Présence de nicotine dans les IQOS : ce que Philip Morris ne dit pas

Nous sommes des fabricants de doute. C'est ce qu'affirme un document classé « confidentiel » retrouvé dans les archives d'un cigarettier et rendu public sur ordre d'un tribunal américain [1-4]. Or, c'est bien connu, le doute est un préalable indispensable à toute tentative de manipulation.
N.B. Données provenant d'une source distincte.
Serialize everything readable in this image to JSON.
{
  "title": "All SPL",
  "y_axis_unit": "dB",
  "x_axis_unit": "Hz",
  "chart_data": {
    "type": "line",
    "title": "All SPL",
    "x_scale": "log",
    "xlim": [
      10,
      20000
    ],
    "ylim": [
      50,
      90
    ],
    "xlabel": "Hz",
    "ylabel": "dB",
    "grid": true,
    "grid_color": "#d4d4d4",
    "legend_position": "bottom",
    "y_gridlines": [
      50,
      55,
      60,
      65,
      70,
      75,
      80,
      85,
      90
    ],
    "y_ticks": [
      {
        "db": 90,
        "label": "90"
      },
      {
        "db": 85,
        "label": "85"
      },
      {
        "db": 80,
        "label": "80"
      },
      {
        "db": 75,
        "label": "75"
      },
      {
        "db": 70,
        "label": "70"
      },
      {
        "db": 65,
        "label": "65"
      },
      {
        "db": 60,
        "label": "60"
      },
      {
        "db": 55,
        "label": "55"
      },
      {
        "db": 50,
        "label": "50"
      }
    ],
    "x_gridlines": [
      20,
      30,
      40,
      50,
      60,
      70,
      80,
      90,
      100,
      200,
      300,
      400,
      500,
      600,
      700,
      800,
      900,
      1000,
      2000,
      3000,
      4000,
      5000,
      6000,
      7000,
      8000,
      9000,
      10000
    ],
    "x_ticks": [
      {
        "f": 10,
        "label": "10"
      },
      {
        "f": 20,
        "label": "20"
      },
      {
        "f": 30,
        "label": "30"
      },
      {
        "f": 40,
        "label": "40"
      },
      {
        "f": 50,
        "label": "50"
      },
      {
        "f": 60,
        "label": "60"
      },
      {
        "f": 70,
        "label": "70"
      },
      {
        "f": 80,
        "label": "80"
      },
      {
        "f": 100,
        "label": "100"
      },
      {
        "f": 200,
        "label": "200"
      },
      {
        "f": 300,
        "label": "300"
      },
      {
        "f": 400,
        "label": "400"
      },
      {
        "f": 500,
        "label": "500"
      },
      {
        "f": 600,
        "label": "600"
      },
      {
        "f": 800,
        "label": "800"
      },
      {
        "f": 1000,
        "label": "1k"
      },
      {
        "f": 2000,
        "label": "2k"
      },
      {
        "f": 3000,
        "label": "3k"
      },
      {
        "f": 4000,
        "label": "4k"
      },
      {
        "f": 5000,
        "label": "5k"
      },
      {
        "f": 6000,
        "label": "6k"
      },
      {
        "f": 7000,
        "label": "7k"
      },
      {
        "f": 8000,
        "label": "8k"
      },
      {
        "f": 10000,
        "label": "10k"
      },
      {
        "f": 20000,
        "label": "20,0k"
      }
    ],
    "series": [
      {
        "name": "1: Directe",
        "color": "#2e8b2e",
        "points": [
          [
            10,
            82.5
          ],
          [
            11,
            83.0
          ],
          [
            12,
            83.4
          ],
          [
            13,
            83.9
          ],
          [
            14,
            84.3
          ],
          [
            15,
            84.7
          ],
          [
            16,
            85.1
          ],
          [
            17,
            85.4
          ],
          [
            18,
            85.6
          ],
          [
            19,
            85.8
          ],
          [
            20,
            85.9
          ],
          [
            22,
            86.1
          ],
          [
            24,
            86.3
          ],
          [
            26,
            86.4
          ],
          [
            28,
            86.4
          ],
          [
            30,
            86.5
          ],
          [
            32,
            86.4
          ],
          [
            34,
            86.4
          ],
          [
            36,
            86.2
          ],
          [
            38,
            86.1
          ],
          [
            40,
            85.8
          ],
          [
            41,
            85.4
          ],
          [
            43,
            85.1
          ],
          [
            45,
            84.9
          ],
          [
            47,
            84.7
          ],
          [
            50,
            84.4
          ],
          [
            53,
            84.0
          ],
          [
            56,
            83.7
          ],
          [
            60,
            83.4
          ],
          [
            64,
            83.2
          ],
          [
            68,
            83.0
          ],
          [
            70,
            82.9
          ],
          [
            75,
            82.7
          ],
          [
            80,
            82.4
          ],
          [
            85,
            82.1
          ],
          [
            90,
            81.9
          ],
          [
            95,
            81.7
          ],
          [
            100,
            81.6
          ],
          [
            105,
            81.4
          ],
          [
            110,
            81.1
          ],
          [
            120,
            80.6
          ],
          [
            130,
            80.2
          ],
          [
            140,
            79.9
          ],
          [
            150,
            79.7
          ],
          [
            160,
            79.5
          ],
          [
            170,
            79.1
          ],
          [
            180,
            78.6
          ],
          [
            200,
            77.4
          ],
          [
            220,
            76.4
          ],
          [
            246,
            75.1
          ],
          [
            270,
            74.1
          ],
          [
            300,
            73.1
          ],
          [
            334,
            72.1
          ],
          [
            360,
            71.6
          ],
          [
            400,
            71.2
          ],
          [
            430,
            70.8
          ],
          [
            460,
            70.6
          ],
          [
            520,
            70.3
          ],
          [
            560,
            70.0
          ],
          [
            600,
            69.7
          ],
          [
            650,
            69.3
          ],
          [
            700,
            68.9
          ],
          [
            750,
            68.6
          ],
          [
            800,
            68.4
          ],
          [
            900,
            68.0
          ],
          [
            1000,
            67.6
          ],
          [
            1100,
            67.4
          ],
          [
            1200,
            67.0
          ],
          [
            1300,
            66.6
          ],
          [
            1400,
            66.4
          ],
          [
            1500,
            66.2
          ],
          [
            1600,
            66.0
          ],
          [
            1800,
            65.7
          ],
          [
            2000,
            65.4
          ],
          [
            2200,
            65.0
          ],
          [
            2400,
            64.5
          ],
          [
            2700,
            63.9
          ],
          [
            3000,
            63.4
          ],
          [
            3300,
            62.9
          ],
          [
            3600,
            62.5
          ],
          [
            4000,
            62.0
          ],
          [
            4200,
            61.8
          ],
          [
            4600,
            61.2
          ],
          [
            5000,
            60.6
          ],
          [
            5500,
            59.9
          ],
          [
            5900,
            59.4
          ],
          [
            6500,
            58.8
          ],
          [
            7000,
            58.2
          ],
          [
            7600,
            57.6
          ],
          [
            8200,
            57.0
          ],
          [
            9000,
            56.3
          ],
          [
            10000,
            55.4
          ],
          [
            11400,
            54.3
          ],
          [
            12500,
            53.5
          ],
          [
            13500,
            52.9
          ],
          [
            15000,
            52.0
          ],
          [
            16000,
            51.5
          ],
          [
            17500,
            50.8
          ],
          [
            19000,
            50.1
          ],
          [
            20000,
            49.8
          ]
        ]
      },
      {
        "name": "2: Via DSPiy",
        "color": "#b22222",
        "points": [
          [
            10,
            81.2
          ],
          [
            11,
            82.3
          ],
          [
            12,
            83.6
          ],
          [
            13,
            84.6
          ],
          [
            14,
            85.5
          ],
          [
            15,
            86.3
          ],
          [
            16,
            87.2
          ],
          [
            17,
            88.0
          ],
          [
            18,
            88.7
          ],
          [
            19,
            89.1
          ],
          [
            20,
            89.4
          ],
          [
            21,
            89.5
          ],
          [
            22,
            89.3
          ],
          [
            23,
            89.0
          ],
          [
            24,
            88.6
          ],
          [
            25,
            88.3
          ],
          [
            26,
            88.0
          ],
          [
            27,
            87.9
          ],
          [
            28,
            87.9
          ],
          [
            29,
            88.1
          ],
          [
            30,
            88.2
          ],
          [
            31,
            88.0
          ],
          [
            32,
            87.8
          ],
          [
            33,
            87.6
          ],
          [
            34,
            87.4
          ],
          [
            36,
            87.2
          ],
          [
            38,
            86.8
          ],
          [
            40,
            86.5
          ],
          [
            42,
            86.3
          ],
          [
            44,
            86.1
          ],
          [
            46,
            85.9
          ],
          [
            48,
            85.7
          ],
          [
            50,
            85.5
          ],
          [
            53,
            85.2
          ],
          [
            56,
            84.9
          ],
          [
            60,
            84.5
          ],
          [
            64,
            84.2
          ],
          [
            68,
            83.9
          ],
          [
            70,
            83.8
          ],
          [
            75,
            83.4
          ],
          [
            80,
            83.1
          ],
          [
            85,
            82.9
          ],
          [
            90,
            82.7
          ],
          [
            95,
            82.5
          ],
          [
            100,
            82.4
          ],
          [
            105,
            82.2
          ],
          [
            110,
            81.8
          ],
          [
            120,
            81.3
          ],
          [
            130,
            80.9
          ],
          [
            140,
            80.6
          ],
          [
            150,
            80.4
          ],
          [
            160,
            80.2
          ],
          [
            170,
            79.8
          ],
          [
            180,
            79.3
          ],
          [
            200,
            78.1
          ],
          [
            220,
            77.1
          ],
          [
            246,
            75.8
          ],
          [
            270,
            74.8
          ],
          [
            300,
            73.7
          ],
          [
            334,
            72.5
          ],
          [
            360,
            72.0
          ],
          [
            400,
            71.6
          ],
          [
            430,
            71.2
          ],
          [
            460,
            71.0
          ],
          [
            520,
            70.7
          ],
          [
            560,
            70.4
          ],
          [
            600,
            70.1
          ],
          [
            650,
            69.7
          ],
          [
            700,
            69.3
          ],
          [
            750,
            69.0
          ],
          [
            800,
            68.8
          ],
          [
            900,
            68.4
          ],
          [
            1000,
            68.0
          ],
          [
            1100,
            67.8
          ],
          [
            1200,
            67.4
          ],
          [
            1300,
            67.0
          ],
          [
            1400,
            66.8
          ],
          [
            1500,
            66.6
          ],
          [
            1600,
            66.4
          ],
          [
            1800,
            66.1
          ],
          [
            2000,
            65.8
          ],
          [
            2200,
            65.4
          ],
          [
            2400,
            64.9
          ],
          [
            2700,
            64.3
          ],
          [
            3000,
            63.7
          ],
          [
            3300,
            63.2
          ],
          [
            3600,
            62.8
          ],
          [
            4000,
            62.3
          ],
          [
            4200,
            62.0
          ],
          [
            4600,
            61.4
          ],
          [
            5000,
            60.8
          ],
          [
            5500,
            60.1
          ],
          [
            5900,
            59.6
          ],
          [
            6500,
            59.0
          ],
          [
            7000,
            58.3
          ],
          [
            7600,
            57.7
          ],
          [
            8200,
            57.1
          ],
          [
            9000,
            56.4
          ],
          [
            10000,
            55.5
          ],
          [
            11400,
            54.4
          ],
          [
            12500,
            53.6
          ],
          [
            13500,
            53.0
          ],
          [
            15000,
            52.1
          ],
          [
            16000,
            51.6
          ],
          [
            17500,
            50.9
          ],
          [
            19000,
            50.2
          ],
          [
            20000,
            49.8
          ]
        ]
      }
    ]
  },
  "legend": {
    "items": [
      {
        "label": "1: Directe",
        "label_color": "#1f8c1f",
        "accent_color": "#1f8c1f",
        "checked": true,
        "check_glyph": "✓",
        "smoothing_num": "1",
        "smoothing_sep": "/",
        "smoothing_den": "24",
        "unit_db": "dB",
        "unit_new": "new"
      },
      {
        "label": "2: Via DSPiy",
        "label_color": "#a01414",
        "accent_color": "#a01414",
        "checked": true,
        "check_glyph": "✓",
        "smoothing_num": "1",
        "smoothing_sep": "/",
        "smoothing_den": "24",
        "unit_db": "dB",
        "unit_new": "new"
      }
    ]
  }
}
par Vincenzo Zagà, Maria Sofia Cattaruzza, Silvano Gallus

Ainsi, depuis des décennies, grâce à la diffusion systématique de messages mettant en doute toute nouvelle étude scientifique susceptible de nuire à leurs activités, Philip Morris International (PMI) et ses sociétés partenaires ont réussi à contrer les initiatives du législateur en matière de lutte contre le tabagisme en entretenant le doute sur des résultats scientifiques pour lesquels il existait des preuves claires et irréfutables [1-4]. Cela va de la négation, dans les années 1930 et 1950, de la cancérogénicité de la fumée de tabac [5-7] et du problème de la radioactivité du Polonium 210 dans la fumée de tabac depuis les années 1960 [7,8], à la négation des propriétés addictives de la nicotine [9,10] jusqu'à la dissimulation de l'ajout de substances dans les produits du tabac, notamment l'ammoniaque [10,11].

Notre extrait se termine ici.